To address the failure of vision- and LiDAR-based localization under adverse weather conditions (e.g., rain, snow, overcast), this paper proposes a lightweight and robust millimeter-wave (mmWave) radar place recognition method. The approach innovatively integrates complementary noise modeling of feature points and free space, and introduces a rotation-invariant circular 1D range histogram descriptor. It achieves low computational overhead (<50 KB parameters, <3 ms inference on ARM Cortex-A72) while maintaining weather-agnostic robustness. Notably, it is the first mmWave radar method to enable heading estimation from the very first frame in unstructured environments, thereby enabling embedded SLAM frontends. Evaluated on multi-session, cross-weather datasets—including OORD—the method achieves >92% recall, significantly outperforming existing radar-based localization approaches.
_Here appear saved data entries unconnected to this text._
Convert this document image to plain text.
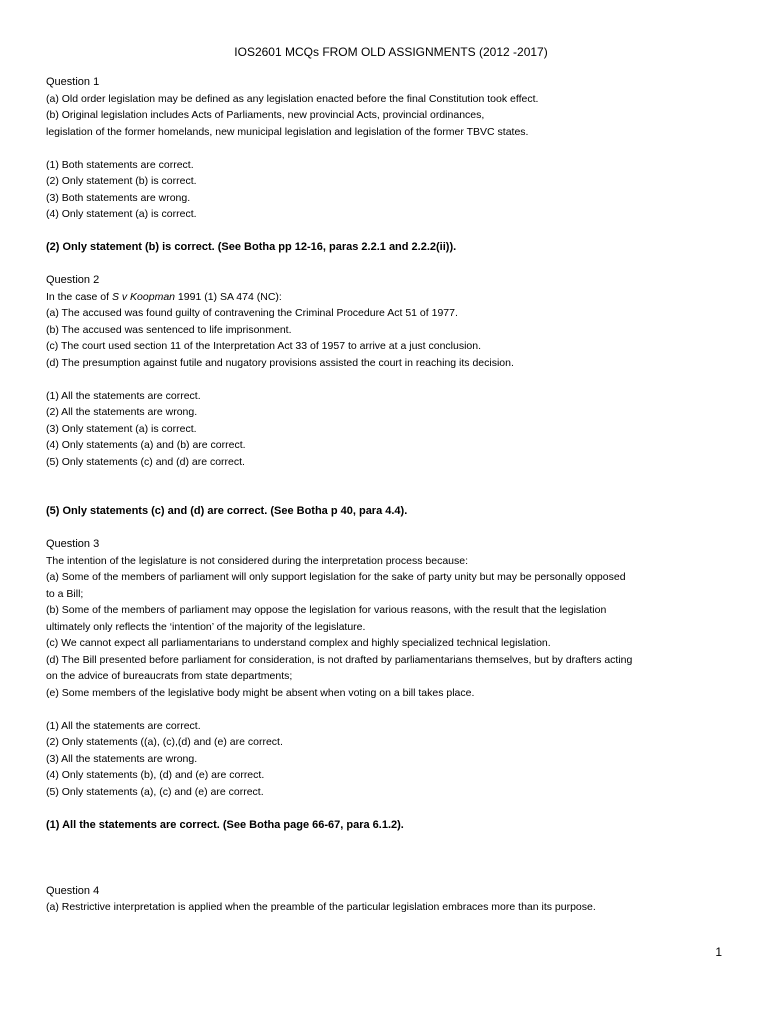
IOS2601 MCQs FROM OLD ASSIGNMENTS (2012 -2017)
Question 1
(a) Old order legislation may be defined as any legislation enacted before the final Constitution took effect.
(b) Original legislation includes Acts of Parliaments, new provincial Acts, provincial ordinances,
legislation of the former homelands, new municipal legislation and legislation of the former TBVC states.
(1) Both statements are correct.
(2) Only statement (b) is correct.
(3) Both statements are wrong.
(4) Only statement (a) is correct.
(2) Only statement (b) is correct. (See Botha pp 12-16, paras 2.2.1 and 2.2.2(ii)).
Question 2
In the case of S v Koopman 1991 (1) SA 474 (NC):
(a) The accused was found guilty of contravening the Criminal Procedure Act 51 of 1977.
(b) The accused was sentenced to life imprisonment.
(c) The court used section 11 of the Interpretation Act 33 of 1957 to arrive at a just conclusion.
(d) The presumption against futile and nugatory provisions assisted the court in reaching its decision.
(1) All the statements are correct.
(2) All the statements are wrong.
(3) Only statement (a) is correct.
(4) Only statements (a) and (b) are correct.
(5) Only statements (c) and (d) are correct.
(5) Only statements (c) and (d) are correct. (See Botha p 40, para 4.4).
Question 3
The intention of the legislature is not considered during the interpretation process because:
(a) Some of the members of parliament will only support legislation for the sake of party unity but may be personally opposed
to a Bill;
(b) Some of the members of parliament may oppose the legislation for various reasons, with the result that the legislation
ultimately only reflects the ‘intention’ of the majority of the legislature.
(c) We cannot expect all parliamentarians to understand complex and highly specialized technical legislation.
(d) The Bill presented before parliament for consideration, is not drafted by parliamentarians themselves, but by drafters acting
on the advice of bureaucrats from state departments;
(e) Some members of the legislative body might be absent when voting on a bill takes place.
(1) All the statements are correct.
(2) Only statements ((a), (c),(d) and (e) are correct.
(3) All the statements are wrong.
(4) Only statements (b), (d) and (e) are correct.
(5) Only statements (a), (c) and (e) are correct.
(1) All the statements are correct. (See Botha page 66-67, para 6.1.2).
Question 4
(a) Restrictive interpretation is applied when the preamble of the particular legislation embraces more than its purpose.
1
Place recognition plays an important role in achieving robust long-term autonomy. Real-world robots face a wide range of weather conditions (e.g. overcast, heavy rain, and snowing) and most sensors (i.e. camera, LiDAR) essentially functioning within or near-visible electromagnetic waves are sensitive to adverse weather conditions, making reliable localization difficult. In contrast, radar is gaining traction due to long electromagnetic waves, which are less affected by environmental changes and weather independence. In this work, we propose a radar-based lightweight and robust place recognition. We achieve rotational invariance and lightweight by selecting a one-dimensional ring-shaped description and robustness by mitigating the impact of false detection utilizing opposite noise characteristics between free space and feature. In addition, the initial heading can be estimated, which can assist in building a SLAM pipeline that combines odometry and registration, which takes into account onboard computing. The proposed method was tested for rigorous validation across various scenarios (i.e. single session, multi-session, and different weather conditions). In particular, we validate our descriptor achieving reliable place recognition performance through the results of extreme environments that lacked structural information such as an OORD dataset.